O pesquisador estima que, dos 8,2 bilhões de litros informais, aproximadamente 6% acabaram consumidos dentro das próprias terras em que se deu a ordenha. O resto migrou para o comércio.
Um negócio, aliás, nada desprezível. Ainda de acordo com Jank, o leite clandestino gerou um faturamento de R$ 3,8 bilhões no ano passado -contra R$ 9 bilhões do mercado legal.
Outra constatação importante é a de que a informalidade está crescendo. Em 1990, beirava os 5 bilhões de litros. Em meados da década, já alcançava a casa dos 7 bilhões (veja quadro nesta página).
O governo federal e os produtores formais avalizam os números do Pensa.
"O estudo espelha bem a realidade. Infelizmente, o leite fora-da-lei ainda nutre um mercado tão extenso quanto o da carne clandestina, o que sem dúvida representa uma séria ameaça à saúde pública", diz Francisco Sergio Ferreira Jardim, delegado do Ministério da Agricultura em São Paulo.
"O problema existe há muito tempo, não pára de crescer e tudo acontece nas barbas das autoridades", critica Jorge Rubez, presidente da Associação Leite Brasil, que agrega 25 mil produtores.

Omissão
Durante quatro semanas, a Folha rastreou o comércio ilegal de laticínios. Comprou três amostras de leite cru em cidades diferentes de São Paulo e as encaminhou para análise laboratorial. As três acusaram contaminação.
A distribuição clandestina do produto na forma líquida, por sinal, é das mais notórias. Faz-se às claras, quase sempre sem refrigeração, em peruas, carroças e até motocicletas.
Muitos vendedores negociam o alimento a granel. Transportam-no dentro de latões, e o comprador o recolhe com vasilhas. Outras vezes, a bebida chega em embalagens sem rótulo (normalmente, sacos plásticos ou garrafas de refrigerante).
Quem compra não sabe que o comércio é proibido. Quem vende sabe -e não gosta de se identificar para repórteres.
Mas o que parece apenas caso de polícia se mostra, numa apreciação mais cuidadosa, um fenômeno social complexo.

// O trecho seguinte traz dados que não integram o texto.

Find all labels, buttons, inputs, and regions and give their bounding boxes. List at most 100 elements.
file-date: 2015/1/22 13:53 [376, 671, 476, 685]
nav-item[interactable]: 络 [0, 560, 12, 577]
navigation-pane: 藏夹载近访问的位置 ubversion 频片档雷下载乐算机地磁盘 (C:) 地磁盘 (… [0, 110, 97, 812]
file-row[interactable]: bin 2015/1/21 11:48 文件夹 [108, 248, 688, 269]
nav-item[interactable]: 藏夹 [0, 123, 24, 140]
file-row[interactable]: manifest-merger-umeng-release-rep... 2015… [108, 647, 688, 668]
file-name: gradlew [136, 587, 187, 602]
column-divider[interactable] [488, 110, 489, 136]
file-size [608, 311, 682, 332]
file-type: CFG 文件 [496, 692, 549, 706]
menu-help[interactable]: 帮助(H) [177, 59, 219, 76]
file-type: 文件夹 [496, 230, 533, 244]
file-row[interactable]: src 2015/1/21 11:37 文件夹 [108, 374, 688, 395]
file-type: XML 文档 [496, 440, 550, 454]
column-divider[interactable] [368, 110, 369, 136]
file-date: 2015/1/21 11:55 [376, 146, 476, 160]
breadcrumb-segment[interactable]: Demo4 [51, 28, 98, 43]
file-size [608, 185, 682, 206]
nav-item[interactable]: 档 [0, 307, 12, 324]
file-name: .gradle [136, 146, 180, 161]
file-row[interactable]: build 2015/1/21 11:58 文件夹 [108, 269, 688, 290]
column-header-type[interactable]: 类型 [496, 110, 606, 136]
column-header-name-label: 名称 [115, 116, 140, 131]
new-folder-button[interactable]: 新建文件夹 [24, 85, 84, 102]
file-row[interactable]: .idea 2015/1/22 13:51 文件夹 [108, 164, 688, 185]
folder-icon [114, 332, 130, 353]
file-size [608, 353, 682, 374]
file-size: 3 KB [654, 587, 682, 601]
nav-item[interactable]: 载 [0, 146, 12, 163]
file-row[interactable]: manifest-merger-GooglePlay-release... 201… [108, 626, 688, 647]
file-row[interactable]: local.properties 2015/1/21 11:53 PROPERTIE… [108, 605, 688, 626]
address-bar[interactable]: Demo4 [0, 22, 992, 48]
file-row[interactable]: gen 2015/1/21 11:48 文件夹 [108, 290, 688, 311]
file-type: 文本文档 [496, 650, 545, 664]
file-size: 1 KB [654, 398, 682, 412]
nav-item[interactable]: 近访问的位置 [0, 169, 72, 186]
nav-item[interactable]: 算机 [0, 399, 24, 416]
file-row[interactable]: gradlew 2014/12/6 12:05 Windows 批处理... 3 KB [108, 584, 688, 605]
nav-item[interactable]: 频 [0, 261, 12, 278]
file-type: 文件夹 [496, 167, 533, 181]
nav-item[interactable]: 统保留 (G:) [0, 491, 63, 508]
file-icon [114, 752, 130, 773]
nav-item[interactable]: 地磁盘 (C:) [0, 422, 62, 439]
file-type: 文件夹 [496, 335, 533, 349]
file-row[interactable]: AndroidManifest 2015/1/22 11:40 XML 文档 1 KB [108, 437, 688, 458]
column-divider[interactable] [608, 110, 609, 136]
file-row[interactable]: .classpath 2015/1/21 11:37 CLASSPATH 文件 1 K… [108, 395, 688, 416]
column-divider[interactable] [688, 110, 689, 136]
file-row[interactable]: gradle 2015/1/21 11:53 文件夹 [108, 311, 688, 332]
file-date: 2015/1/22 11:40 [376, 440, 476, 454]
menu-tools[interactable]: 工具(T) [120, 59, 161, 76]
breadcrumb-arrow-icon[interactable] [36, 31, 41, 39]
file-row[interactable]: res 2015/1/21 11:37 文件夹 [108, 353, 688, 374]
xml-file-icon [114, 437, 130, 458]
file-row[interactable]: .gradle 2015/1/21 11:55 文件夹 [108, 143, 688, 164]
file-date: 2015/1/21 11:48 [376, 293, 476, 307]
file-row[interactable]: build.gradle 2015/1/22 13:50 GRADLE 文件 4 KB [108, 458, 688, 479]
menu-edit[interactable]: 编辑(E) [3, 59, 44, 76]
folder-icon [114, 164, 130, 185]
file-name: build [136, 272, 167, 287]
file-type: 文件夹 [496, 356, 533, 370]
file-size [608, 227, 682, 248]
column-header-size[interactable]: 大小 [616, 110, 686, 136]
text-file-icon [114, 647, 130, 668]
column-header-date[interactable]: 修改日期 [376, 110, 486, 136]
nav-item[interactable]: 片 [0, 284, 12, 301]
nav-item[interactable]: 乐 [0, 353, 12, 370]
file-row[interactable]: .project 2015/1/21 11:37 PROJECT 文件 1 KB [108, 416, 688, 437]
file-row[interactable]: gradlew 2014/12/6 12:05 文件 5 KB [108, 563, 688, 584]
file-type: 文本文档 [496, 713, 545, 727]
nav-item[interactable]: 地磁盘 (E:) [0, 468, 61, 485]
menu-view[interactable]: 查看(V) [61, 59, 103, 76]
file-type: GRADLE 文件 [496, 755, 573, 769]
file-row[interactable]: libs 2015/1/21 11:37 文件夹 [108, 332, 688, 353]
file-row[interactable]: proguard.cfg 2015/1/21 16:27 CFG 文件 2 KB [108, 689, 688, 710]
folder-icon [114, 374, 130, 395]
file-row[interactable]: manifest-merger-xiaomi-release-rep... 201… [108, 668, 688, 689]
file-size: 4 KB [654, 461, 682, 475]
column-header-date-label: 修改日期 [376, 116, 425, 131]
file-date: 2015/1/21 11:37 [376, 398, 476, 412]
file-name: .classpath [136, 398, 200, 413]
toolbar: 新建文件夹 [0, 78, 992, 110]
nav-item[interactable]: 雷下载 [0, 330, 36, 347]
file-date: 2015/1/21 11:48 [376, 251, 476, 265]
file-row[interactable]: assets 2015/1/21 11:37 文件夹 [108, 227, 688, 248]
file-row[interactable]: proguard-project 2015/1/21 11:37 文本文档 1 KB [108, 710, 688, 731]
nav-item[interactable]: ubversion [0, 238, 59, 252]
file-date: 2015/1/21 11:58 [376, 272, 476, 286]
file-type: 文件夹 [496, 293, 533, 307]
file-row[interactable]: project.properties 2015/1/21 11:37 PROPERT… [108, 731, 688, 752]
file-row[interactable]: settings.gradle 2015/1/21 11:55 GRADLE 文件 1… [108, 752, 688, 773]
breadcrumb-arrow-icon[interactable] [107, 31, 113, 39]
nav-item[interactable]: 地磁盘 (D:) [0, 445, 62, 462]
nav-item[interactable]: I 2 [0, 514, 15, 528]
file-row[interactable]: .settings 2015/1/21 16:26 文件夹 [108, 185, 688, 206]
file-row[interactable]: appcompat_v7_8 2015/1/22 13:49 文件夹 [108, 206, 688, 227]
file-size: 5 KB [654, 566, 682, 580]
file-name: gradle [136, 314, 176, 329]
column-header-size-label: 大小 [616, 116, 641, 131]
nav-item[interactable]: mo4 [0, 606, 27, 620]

Em geral, os leiteiros informais ignoram os riscos sanitários do produto que comercializam. São criadores modestos, não organizados e de baixa escolaridade, que burlam a lei para sobreviver. Se vendessem o leite às usinas, acabariam se inviabilizando comercialmente, porque ganhariam menos do que lucram com a venda ilegal.
A maioria dos compradores também não dispõe de informações mais sofisticadas sobre segurança alimentar. Consome o leite cru por julgá-lo saudável e ainda contar com a vantagem de o produtor informal vender fiado.
As áreas do governo que deveriam orientar a população, dar assistência técnica aos leiteiros e fiscalizar o cumprimento da lei reconhecem a gravidade do problema, mas frequentemente se omitem. Abraçam-se à justificativa de praxe: falta de dinheiro.